Suppression of hyperinsulinaemia in growing female mice provides long-term protection against obesity.

ABSTRACT

AIMS/HYPOTHESIS: Hyperinsulinaemia is associated with obesity but its causal role in the onset of obesity remains controversial. In this study, we tested the hypothesis that transient attenuation of diet-induced insulin hypersecretion in young mice can provide sustained protection against obesity throughout adult life. METHODS: Using 'genetically humanised' mice lacking both alleles of rodent-specific Ins1, we compared mice heterozygous for the ancestral insulin gene Ins2 with Ins2(+/+) controls. Female Ins1(-/-)Ins2(+/-) and Ins1(-/-)Ins2(+/+) littermates were fed chow or high-fat diet (HFD). Insulin secretion, metabolic health variables and body mass/composition were tracked for over 1 year. We examined islet function and adipose transcript levels of adipogenic, lipogenic and lipolytic genes at two time points. RESULTS: In control Ins1(-/-)Ins2(+/+) mice, HFD resulted in elevated fasting and glucose-stimulated insulin secretion between 8 weeks and 27 weeks of age. Hyperinsulinaemia was reduced by nearly 50% in Ins1(-/-)Ins2(+/-) mice during this period, without lasting adverse effects on glucose homeostasis. This corresponded with attenuated weight gain and adiposity. White adipose tissue from Ins1(-/-)Ins2(+/-) mice had fewer large lipid droplets, although transcriptional changes were not detected. Importantly, Ins1(-/-)Ins2(+/-) mice remained lighter than Ins1(-/-)Ins2(+/+) littermates despite reaching an equivalent degree of hyperinsulinaemia on HFD by 52 weeks.

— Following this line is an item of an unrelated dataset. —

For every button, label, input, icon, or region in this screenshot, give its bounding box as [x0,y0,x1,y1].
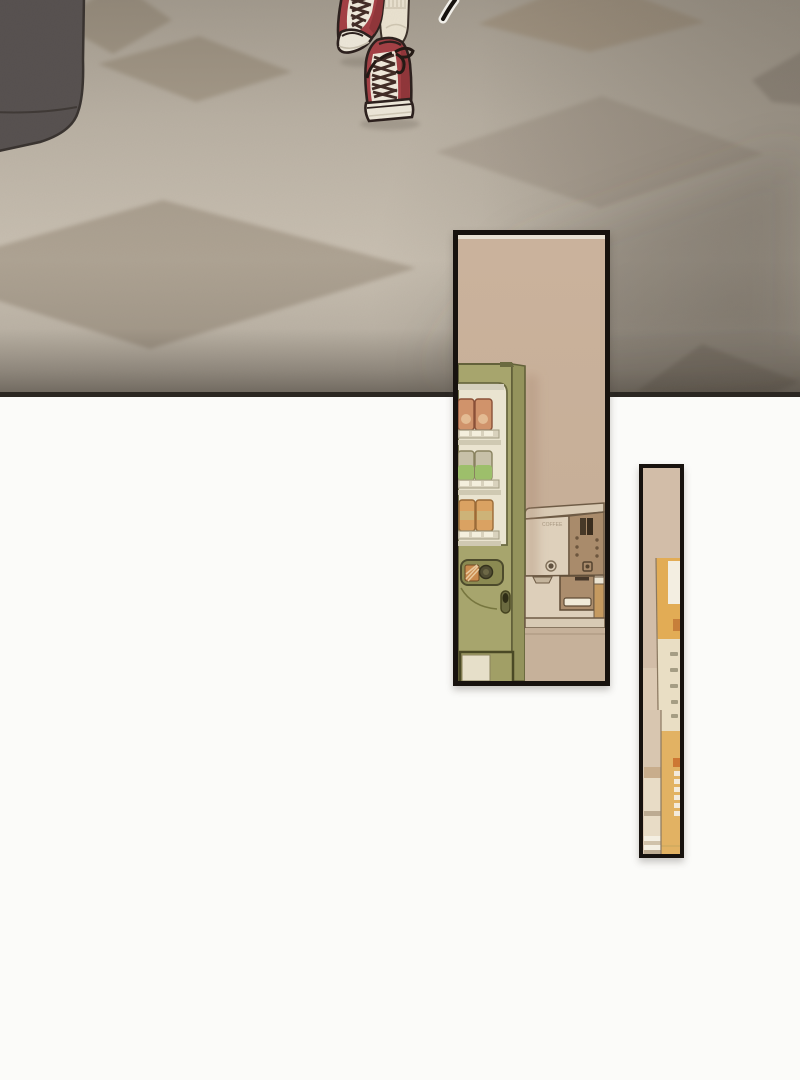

CONCLUSIONS/INTERPRETATION: These data demonstrate that attenuation of hyperinsulinaemia in young, growing female mice provides a long-lasting protection against obesity. This protection persists despite a late-onset emergence of hyperinsulinaemia in HFD-fed Ins1(-/-)Ins2(+/-) mice. Given the evolutionary conserved roles of insulin, it is possible that suppressing hyperinsulinaemia early in life may have far-reaching consequences on obesity in full-grown adult humans.